Resolution at 2016 AGM of Royal Dutch Shell plc (“Shell”)

SPECIAL RESOLUTION

Coordinated by Follow This

Shareholder resolution

Shell will become a renewable energy company by investing the profits from fossil fuels in renewable energy; we support Shell to take the lead in creating a world without fossil fuels and expect a new strategy within one year.

 Supporting statement

As shareholders in Shell, we want you to know that we expect the company to move in a new direction. We want Shell to change course and make the move to sustainable energy.

We know you can make a difference.

Summary

Given the new realities in the energy market we ask Shell to embark on a new strategy. We support Shell as a leading energy company to become a renewable energy company. Given our vision that Shell is one of the most innovative companies in the oil and gas industry, we are convinced Shell is the right oil major to change course.

We therefore ask Shell to continue to take the profits from its existing oil and gas fields (for as long as they are there) and to invest these profits (after paying dividend) in renewable energy.
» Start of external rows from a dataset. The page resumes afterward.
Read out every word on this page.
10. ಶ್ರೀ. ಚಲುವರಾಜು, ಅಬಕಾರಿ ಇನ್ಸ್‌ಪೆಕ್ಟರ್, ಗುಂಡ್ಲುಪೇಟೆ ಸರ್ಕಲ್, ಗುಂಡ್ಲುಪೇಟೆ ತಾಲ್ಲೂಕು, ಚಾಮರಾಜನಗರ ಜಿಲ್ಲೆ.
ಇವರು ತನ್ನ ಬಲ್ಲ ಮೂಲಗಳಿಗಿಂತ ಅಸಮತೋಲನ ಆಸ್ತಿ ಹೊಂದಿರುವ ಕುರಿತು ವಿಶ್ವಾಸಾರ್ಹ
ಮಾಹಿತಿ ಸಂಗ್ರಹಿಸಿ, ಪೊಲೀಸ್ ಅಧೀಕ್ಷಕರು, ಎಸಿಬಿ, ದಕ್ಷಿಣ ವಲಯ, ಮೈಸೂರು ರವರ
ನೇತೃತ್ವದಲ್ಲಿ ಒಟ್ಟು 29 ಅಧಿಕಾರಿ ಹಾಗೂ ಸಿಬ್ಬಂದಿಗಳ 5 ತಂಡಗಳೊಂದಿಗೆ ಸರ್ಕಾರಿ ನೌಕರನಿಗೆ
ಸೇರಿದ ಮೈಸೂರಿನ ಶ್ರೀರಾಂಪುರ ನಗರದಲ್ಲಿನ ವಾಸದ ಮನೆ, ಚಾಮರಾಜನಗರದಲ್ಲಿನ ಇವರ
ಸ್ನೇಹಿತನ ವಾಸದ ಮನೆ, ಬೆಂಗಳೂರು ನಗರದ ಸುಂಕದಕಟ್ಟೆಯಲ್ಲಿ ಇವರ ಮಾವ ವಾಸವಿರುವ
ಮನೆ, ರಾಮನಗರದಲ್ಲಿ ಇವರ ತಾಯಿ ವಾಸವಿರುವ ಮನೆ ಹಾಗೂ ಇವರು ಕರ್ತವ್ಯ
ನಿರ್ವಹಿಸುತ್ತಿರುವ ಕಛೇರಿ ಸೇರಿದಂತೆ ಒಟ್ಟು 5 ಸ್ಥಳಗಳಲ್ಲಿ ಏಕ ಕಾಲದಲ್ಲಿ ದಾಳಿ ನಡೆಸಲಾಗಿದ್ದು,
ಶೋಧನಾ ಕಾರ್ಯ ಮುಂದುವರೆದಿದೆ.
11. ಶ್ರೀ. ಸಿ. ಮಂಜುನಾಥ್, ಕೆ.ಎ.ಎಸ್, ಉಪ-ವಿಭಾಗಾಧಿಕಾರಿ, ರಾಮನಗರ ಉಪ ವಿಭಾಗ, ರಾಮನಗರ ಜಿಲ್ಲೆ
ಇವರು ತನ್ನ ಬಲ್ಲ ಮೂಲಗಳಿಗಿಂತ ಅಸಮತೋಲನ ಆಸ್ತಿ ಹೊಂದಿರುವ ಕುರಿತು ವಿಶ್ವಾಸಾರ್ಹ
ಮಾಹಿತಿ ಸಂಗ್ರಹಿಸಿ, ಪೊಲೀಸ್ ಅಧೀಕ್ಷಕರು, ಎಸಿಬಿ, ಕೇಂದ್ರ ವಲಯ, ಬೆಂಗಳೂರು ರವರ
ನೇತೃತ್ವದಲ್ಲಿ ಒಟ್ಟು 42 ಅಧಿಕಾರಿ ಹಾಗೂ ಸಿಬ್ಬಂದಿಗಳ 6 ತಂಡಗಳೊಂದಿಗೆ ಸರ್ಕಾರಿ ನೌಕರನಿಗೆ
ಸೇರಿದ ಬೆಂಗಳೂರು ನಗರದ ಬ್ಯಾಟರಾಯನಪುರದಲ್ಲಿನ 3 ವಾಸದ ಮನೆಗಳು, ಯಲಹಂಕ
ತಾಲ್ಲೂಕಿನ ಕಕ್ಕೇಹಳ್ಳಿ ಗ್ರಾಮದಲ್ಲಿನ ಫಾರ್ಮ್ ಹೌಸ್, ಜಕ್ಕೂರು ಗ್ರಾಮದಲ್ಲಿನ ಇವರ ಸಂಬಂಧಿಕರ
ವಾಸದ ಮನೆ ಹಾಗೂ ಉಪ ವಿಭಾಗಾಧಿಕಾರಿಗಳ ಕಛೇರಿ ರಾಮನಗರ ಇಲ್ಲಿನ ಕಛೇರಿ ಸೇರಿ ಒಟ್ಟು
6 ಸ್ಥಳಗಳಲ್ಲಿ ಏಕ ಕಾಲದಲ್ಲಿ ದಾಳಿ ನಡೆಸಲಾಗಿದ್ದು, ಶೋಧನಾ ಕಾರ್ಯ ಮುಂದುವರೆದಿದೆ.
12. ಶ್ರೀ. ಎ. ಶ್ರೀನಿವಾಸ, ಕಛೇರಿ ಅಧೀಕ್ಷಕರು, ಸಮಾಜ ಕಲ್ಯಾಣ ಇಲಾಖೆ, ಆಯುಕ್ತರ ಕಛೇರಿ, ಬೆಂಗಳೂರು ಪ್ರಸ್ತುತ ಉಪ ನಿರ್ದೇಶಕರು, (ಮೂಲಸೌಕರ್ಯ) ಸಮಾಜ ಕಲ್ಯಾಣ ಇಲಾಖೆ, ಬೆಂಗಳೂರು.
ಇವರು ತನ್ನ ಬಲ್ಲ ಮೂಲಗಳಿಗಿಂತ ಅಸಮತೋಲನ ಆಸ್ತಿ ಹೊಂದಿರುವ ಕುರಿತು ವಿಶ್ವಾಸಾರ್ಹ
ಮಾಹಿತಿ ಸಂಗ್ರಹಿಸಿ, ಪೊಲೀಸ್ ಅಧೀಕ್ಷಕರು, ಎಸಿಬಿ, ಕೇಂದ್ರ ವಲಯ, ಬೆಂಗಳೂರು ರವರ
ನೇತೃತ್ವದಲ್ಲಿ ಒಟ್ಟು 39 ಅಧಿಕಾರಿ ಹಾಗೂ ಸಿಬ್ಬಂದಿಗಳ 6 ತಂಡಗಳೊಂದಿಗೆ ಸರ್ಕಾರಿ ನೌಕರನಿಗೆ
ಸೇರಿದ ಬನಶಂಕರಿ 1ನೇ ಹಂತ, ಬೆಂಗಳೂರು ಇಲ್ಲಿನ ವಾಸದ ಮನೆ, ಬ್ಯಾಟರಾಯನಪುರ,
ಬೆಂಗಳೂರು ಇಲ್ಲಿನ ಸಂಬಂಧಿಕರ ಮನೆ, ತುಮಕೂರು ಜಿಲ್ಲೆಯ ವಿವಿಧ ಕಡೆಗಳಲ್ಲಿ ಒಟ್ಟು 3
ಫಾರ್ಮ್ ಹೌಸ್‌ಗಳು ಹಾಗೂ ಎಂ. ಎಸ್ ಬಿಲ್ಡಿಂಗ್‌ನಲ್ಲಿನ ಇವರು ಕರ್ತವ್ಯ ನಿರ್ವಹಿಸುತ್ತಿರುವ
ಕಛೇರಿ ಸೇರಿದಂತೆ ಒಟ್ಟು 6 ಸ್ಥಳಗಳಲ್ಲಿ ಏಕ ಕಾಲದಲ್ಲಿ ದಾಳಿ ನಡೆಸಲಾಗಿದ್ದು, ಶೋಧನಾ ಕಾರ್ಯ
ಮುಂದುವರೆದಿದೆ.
We want Shell to stop the exploration and acquisition of more oil and gas and we want Shell to invest the thus freed cashflow in renewable energy.

New realities

  • A worldwide consensus to end the fossil era as quick as possible and move to renewable energy
  • Emerging disruptive technologies and business models in the energy market, for example decentralized, solar power on the supply side and electric cars, including energy storage, on the demand side
  • Increasing political pressure and regulations to curb CO2-emissions, increasing CO2-taxes: fossil fuels could be taxed heavily upstream to pay for infrastructure adaptations required by the new climate realities
  • Increasing costs of extracting fossil fuels
  • Exponentially decreasing costs of renewable energy

Financial risks

  • Risk of oil and gas reserves to become stranded assets
  • Profits of Shell almost fully depend on oil and gas prices
  • Increasing societal pressure on large shareholders such as pension funds to divest in fossil fuels
  • Unpredictable federal regulatory environment
  • One of the key assets of Shell is its staff. Will future generations be willing to contribute to global warming in their professional career?
  • Operational risks will increase, as oil and gas will be harder to drill. The time of easy oil is over.
  • Reputational risks will increase, as more and more people in the world understand and face the consequences of global warming. Many people will see the oil majors as root cause of global warming and expect them to pay for it.
  • Risk of being disrupted by new companies with new technologies and new business models

New strategy

We have trust in Shell’s management, Future Energy Team, Scenarios Team and 90.000 employees to make the right investment decisions and excel in executing the right projects.

The first step we want Shell to take is to stop the exploration and acquisition of more oil and gas. The second step we want Shell to take is to invest the thus freed cashflow in renewable energy.

Finding new business models will be the biggest challenge. Shell is excellently positioned to apply new technologies and new business models. Diversification of the energy supply will turn out to be an opportunity to decrease risks.

Transition period

We are not asking Shell to stop producing fossil fuels during the transition period. We fully understand oil and gas will still be needed for several years, maybe decades. We do however ask the board of Shell to work on a strategy and implement a strategy to finally replace fossil fuels.

The transition will have a huge impact on the business model of Shell and will take time. Starting too late might prove to be a danger for the future of the company. To start now will have only one risk: money is not spent in the right place. These kinds of risks are part of the energy business. The investments in the exploration of oil and gas in Alaska or tar sands in Canada were billion dollar investments with no returns. Shell can bear these capital losses.

  • During the transition investments to sustain the production and refinement of proven oil and gas reserves will still be necessary
  • The transition may in time involve the sale of fossil fuel production assets

Timing

We suggest Shell to set a tangible goal, a year in which the transition of the company should be complete, but fully realize this will be just a dot on the horizon and that the road still has to be discovered. To emphasize the urgency we suggest the year 2030 to complete the transition, but most important is to stop investing in exploration of fossil fuels.

New metric

To continually convince shareholders that Shell is on the right course, we suggest to provide an additional metric in reporting the company’s results: CO2 per unit of energy produced or a comparable metric. This number should decrease year after year towards zero.

New brand value

Imagine what happens to the brand value of a company with a clear zero-emission goal. Today gasoline is a commodity. We are convinced that setting a zero-emission goal will distinguish Shell from its competitors, because customers will know that the profits from Shell fossil fuels will be invested in renewables.

Dividends

During and after the transition Shell will still be able to pay dividends. Changing course is the only way to sustain dividends on the long run.

Finally

As Shell’s CEO Ben van Beurden has put it: “An organisation that has so many qualities, so much expertise, so much capital, has to be able to reinvent itself.”

We ask the board to make the right investment decisions, in the interest of all stakeholders of the company; clients, personnel, shareholders and society. For the future of Shell.